Of course I’d never knowingly driven past a murder site in any of those neighborhoods. Or had to contemplate which of my acquaintances might be the killer.
Then again, maybe my tension wasn’t due to my route but my destination. I felt my shoulders tightening even more as I crunched across the gravel of the parking lot toward the hospital entrance.
“I hate hospitals,” I muttered.
Caerphilly Hospital was better than most, largely because it was smaller than most, and thus a lot less impersonal. They’d been nice to me when the twins were born. But it was still a hospital. I took a deep breath and strode through the entrance.
The front desk was staffed by a woman reading a copy of People. I knew her slightly—one of Randall Shiffley’s many cousins. We waved at each other. Since Dad had already told me Grandfather was in room 242, I didn’t have to ask directions. I pushed the elevator call button. She went back to her magazine.
No one rode up with me in the elevator. I stepped out onto the second floor and looked around. No one else in the hall, which was in some kind of night mode—still well lit, but less glaringly bright than it would have been in the daytime. The layout was much the same as it had been on the third floor, where I’d had my brief stay in the maternity ward in December. To my right, the corridor continued a little way. Then, after the nurses’ station, it made an abrupt left turn. To my left, it continued on much farther. Room 242, I realized, would be near the end of the corridor.
Why so far from the nurses’ station? Then I realized that his room would be directly over the ER, and only a short flight of steps or a quick trip in the service elevator away from whoever was on duty there. Maybe that was their usual place to put patients who were no longer on the ICU but still needed watching.
Or perhaps, even unconscious, my grandfather was enough of a troublemaker that the nurses wanted him as far away from them as possible.
I could see a nurse sitting at the station. Her head was bent, and she seemed to be reading something under the light of a desk lamp.
I decided to ask her about Grandfather’s remote location.
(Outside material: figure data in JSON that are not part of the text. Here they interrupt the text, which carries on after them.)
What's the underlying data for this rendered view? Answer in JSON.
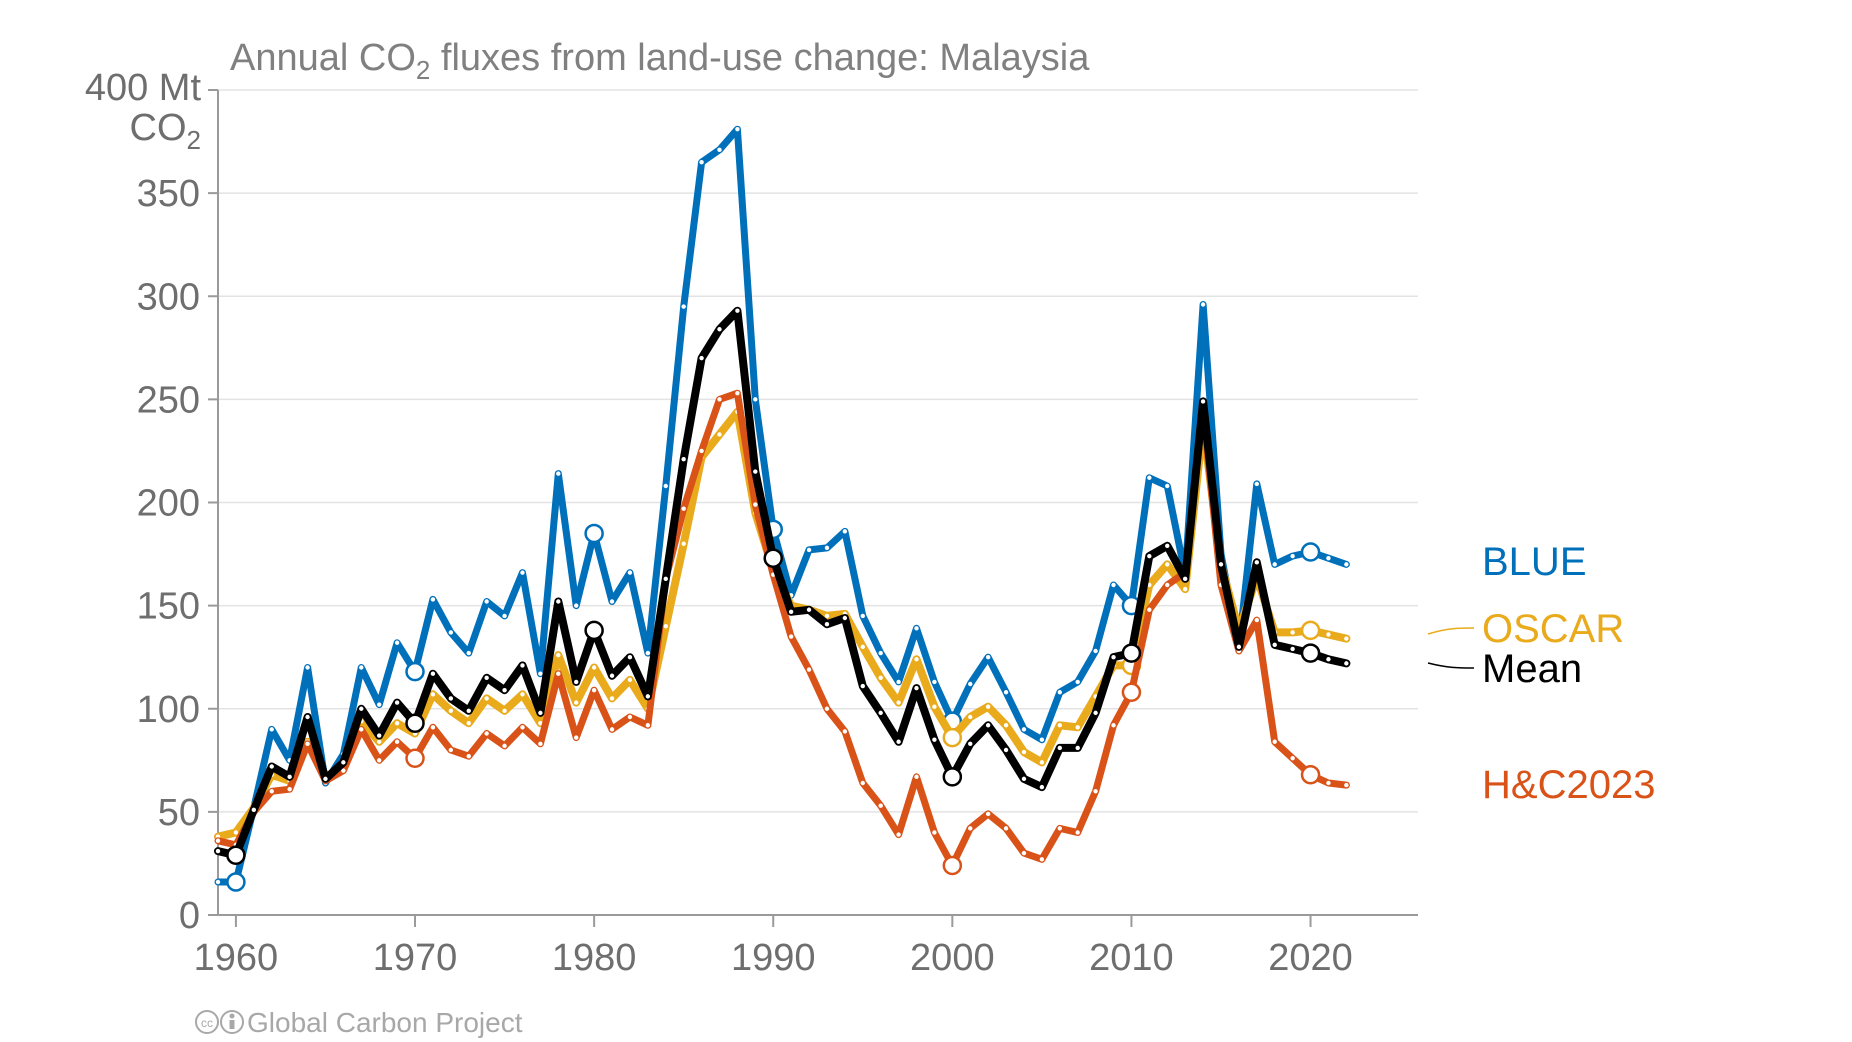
{
  "chart_data": {
    "type": "line",
    "title_main": "Annual CO",
    "title_sub": "2",
    "title_rest": " fluxes from land-use change: Malaysia",
    "unit_line1": "400 Mt",
    "unit_line2_main": "CO",
    "unit_line2_sub": "2",
    "ylim": [
      0,
      400
    ],
    "xlim": [
      1959,
      2026
    ],
    "y_ticks": [
      0,
      50,
      100,
      150,
      200,
      250,
      300,
      350
    ],
    "x_ticks": [
      1960,
      1970,
      1980,
      1990,
      2000,
      2010,
      2020
    ],
    "grid": true,
    "credit": "Global Carbon Project",
    "years": [
      1959,
      1960,
      1961,
      1962,
      1963,
      1964,
      1965,
      1966,
      1967,
      1968,
      1969,
      1970,
      1971,
      1972,
      1973,
      1974,
      1975,
      1976,
      1977,
      1978,
      1979,
      1980,
      1981,
      1982,
      1983,
      1984,
      1985,
      1986,
      1987,
      1988,
      1989,
      1990,
      1991,
      1992,
      1993,
      1994,
      1995,
      1996,
      1997,
      1998,
      1999,
      2000,
      2001,
      2002,
      2003,
      2004,
      2005,
      2006,
      2007,
      2008,
      2009,
      2010,
      2011,
      2012,
      2013,
      2014,
      2015,
      2016,
      2017,
      2018,
      2019,
      2020,
      2021,
      2022
    ],
    "series": [
      {
        "name": "BLUE",
        "color": "#0070bb",
        "width": 7,
        "values": [
          16,
          16,
          52,
          90,
          75,
          120,
          64,
          78,
          120,
          102,
          132,
          118,
          153,
          137,
          127,
          152,
          145,
          166,
          117,
          214,
          150,
          185,
          152,
          166,
          127,
          208,
          295,
          365,
          371,
          381,
          250,
          187,
          155,
          177,
          178,
          186,
          145,
          127,
          113,
          139,
          113,
          94,
          112,
          125,
          108,
          90,
          85,
          108,
          113,
          128,
          160,
          150,
          212,
          208,
          165,
          296,
          175,
          130,
          209,
          170,
          174,
          176,
          173,
          170
        ],
        "rings": [
          1960,
          1970,
          1980,
          1990,
          2000,
          2010,
          2020
        ]
      },
      {
        "name": "OSCAR",
        "color": "#e9aa1c",
        "width": 8,
        "values": [
          38,
          40,
          52,
          68,
          65,
          84,
          66,
          71,
          94,
          84,
          93,
          88,
          107,
          99,
          93,
          105,
          99,
          107,
          93,
          126,
          103,
          120,
          105,
          114,
          100,
          140,
          180,
          222,
          233,
          244,
          195,
          167,
          150,
          148,
          145,
          146,
          130,
          115,
          103,
          124,
          101,
          86,
          96,
          101,
          92,
          79,
          74,
          92,
          91,
          106,
          121,
          121,
          160,
          170,
          158,
          238,
          170,
          138,
          164,
          137,
          137,
          138,
          136,
          134
        ],
        "rings": [
          2000,
          2010,
          2020
        ]
      },
      {
        "name": "H&C2023",
        "color": "#d95319",
        "width": 7,
        "values": [
          36,
          34,
          50,
          60,
          61,
          83,
          65,
          70,
          90,
          75,
          84,
          76,
          91,
          80,
          77,
          88,
          82,
          91,
          83,
          117,
          86,
          109,
          90,
          96,
          92,
          163,
          197,
          225,
          250,
          253,
          199,
          165,
          135,
          119,
          100,
          89,
          64,
          53,
          39,
          67,
          40,
          24,
          42,
          49,
          42,
          30,
          27,
          42,
          40,
          60,
          92,
          108,
          148,
          160,
          166,
          245,
          160,
          128,
          143,
          84,
          76,
          68,
          64,
          63
        ],
        "rings": [
          1970,
          2000,
          2010,
          2020
        ]
      },
      {
        "name": "Mean",
        "color": "#000000",
        "width": 8,
        "values": [
          31,
          29,
          51,
          72,
          67,
          96,
          66,
          74,
          100,
          87,
          103,
          93,
          117,
          105,
          99,
          115,
          109,
          121,
          98,
          152,
          113,
          138,
          116,
          125,
          106,
          163,
          221,
          270,
          284,
          293,
          215,
          173,
          147,
          148,
          141,
          144,
          111,
          98,
          84,
          110,
          85,
          67,
          83,
          92,
          80,
          66,
          62,
          81,
          81,
          98,
          125,
          127,
          174,
          179,
          163,
          249,
          170,
          130,
          171,
          131,
          129,
          127,
          124,
          122
        ],
        "rings": [
          1960,
          1970,
          1980,
          1990,
          2000,
          2010,
          2020
        ]
      }
    ],
    "legend": [
      {
        "name": "BLUE",
        "color": "#0070bb",
        "leader": false
      },
      {
        "name": "OSCAR",
        "color": "#e9aa1c",
        "leader": true
      },
      {
        "name": "Mean",
        "color": "#000000",
        "leader": true
      },
      {
        "name": "H&C2023",
        "color": "#d95319",
        "leader": false
      }
    ]
  }
}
When I’d taken a few steps toward her, she glanced up and I recognized her. One of the two women Corsicans who’d been so visibly upset by Parker Blair’s death. The well-dressed redheaded one. I smiled and searched my memory for her name as I approached the desk.
“Vivian?”
“Yes?”
“I almost didn’t recognize you in your uniform.” Actually, I had no trouble recognizing her. The red hair was unmistakable, and never had I seen a nurse who made her uniform look more like a Paris original.
Her professional smile froze for a moment, then changed to a more personal one as she obviously recognized me. “Oh, yes. You must be Dr. Langslow’s daughter. Maeve?”
“Meg.”
“The one who’s being so generous about sheltering the animals in your house.”
Clearly I hadn’t made my desire for the animals to leave clear enough, if the Corsicans were still calling me generous.
“You must be here to visit Dr. Blake,” she went on.
“How is he?”
“We were a little concerned for a while, but he regained consciousness about an hour ago and your father says everything’s looking good.”
“That’s wonderful!” Relief washed over me—relief, and just a touch of guilt that I hadn’t come down in time to provide moral support while he was still unconscious.
“By the way,” I added. “Why is he so far away from your station? Is there some reason you want him right over the ER?”
“We had to move him after he regained consciousness,” she said, permitting a slight frown to crease her brow. “He was disturbing the other patients.”
“Disturbing them how?” I had a brief vision of Grandfather howling in pain.
“Well, so far he’s complained about being left to starve, having to eat inedible food, being awakened for his meds, not being given his meds soon enough, the lack of the Animal Planet channel on his TV, the lukewarm water in his carafe, the bad taste of our ice cubes and—well, I don’t know what else.”
I winced.
“And I gather he’s not complaining quietly,” I said.
She shook her head.
“Luckily we’re not full up,” she said. “We were able to move him to the far end of the hall and the other patients up this way, so we can have a couple of empty rooms on either side of the hall as a buffer zone.”
“Sorry about that,” I said. “He’s a pain in the neck sometimes.”
“He’s a great man,” she said. “A noble crusader for the environment and the welfare of animals.”